BACKGROUND: Cervical dystonia is characterized by involuntary posturing of the head and frequently is associated with neck pain. Disability and social withdrawal are common. In recent years, Botulinum toxin Type A (BtA) has become the first line therapy. However its true efficacy, in particular the potential effect size, is still unclear.

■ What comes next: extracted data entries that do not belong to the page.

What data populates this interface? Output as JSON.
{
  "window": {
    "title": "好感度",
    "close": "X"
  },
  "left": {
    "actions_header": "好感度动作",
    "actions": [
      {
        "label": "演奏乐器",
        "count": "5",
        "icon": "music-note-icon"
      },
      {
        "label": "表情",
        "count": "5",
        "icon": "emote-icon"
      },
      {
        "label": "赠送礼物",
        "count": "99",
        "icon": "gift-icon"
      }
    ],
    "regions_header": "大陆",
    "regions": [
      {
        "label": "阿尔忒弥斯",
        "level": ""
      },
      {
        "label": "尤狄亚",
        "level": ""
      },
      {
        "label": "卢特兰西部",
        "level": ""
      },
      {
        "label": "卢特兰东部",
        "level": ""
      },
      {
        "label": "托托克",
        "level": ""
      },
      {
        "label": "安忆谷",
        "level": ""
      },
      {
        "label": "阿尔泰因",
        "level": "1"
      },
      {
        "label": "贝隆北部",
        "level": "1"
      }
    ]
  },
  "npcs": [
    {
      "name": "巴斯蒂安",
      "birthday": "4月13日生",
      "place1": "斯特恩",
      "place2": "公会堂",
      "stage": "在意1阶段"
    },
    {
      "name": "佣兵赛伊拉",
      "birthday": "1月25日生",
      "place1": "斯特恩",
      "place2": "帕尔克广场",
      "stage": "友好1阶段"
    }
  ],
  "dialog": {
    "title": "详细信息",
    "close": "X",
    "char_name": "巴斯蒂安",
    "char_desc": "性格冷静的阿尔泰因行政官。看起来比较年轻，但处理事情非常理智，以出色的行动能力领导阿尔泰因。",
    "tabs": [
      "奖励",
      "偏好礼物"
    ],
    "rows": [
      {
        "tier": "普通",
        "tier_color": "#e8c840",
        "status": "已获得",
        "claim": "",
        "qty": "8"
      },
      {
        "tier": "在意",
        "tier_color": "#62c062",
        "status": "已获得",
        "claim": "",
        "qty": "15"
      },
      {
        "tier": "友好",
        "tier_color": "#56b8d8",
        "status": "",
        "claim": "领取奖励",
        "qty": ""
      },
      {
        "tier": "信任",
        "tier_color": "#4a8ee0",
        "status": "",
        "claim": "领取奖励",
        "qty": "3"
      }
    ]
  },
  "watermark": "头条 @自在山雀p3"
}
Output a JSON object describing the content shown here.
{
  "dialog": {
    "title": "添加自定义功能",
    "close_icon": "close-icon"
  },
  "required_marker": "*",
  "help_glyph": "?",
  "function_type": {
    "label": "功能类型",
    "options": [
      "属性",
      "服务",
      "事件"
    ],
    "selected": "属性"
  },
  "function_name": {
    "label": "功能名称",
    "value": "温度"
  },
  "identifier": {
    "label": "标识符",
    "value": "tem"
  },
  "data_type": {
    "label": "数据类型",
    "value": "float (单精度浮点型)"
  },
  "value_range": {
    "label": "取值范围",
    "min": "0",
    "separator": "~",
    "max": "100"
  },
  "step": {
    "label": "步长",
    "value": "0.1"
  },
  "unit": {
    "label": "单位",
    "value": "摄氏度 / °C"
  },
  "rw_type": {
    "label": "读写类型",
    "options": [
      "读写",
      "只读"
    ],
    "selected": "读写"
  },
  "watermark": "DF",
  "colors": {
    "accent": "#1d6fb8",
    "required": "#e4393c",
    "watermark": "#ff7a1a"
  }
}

OBJECTIVES: To determine whether botulinum toxin (BtA) is an effective and safe treatment for cervical dystonia. SEARCH STRATEGY: We searched the Cochrane Movement Disorders Group trials register (June 2003), the Cochrane Central Register of Controlled Trials (The Cochrane Library Issue 3, 2003, MEDLINE (1977 to June 2003), EMBASE (1977 to June 2003) and reference lists of articles. We also contacted drug manufacturers and researchers in the field. SELECTION CRITERIA: Randomised studies comparing BtA with placebo in adults with cervical dystonia. DATA COLLECTION AND ANALYSIS: Two reviewers independently assessed trial quality and extracted data. Study authors were contacted for additional information. Adverse effects information was collected from the trials. MAIN
RESULTS: We found thirteen high quality eligible studies. They were short term (6 to 16 weeks). Eight trials, enrolling 361 patients, used the BtA formulation Botox(r) and five, enrolling 319 patients, used the BtA formulation Dysport. The dose and technique of administration varied significantly between studies.Meta-analysis showed statistically and clinically significant improvements on objective rating scales: (Peto OR 4.31; 95% confidence interval (CI) 2.68 to 6.94) and subjective rating scales (Peto OR 6.58; 95% CI 4.55 to 9.54); and for pain relief in subjective scales (Peto OR 11.92; 95% CI 6.32 to 22.5). However, for many of the outcomes, we could use data from only a few studies. Only adverse events clearly associated with the mechanism of action of BtA were more frequent in the treatment group. These included neck weakness, dysphagia, dry mouth/sore throat and voice changes/hoarseness. Sub-group and sensitivity analyses showed a clear dose-response relationship for subjective and objective benefit and for frequency and severity of adverse events. Indirect comparisons between trials that used Dysport against placebo and trials that used Botox against placebo showed no significant differences between Dysport and Botox in terms of benefits or adverse events. AUTHORS'
CONCLUSIONS: A single injection cycle of BtA is effective and safe for treating cervical dystonia. Enriched trials (using patients previously treated with BtA), suggest that further injection cycles continue to work for most patients.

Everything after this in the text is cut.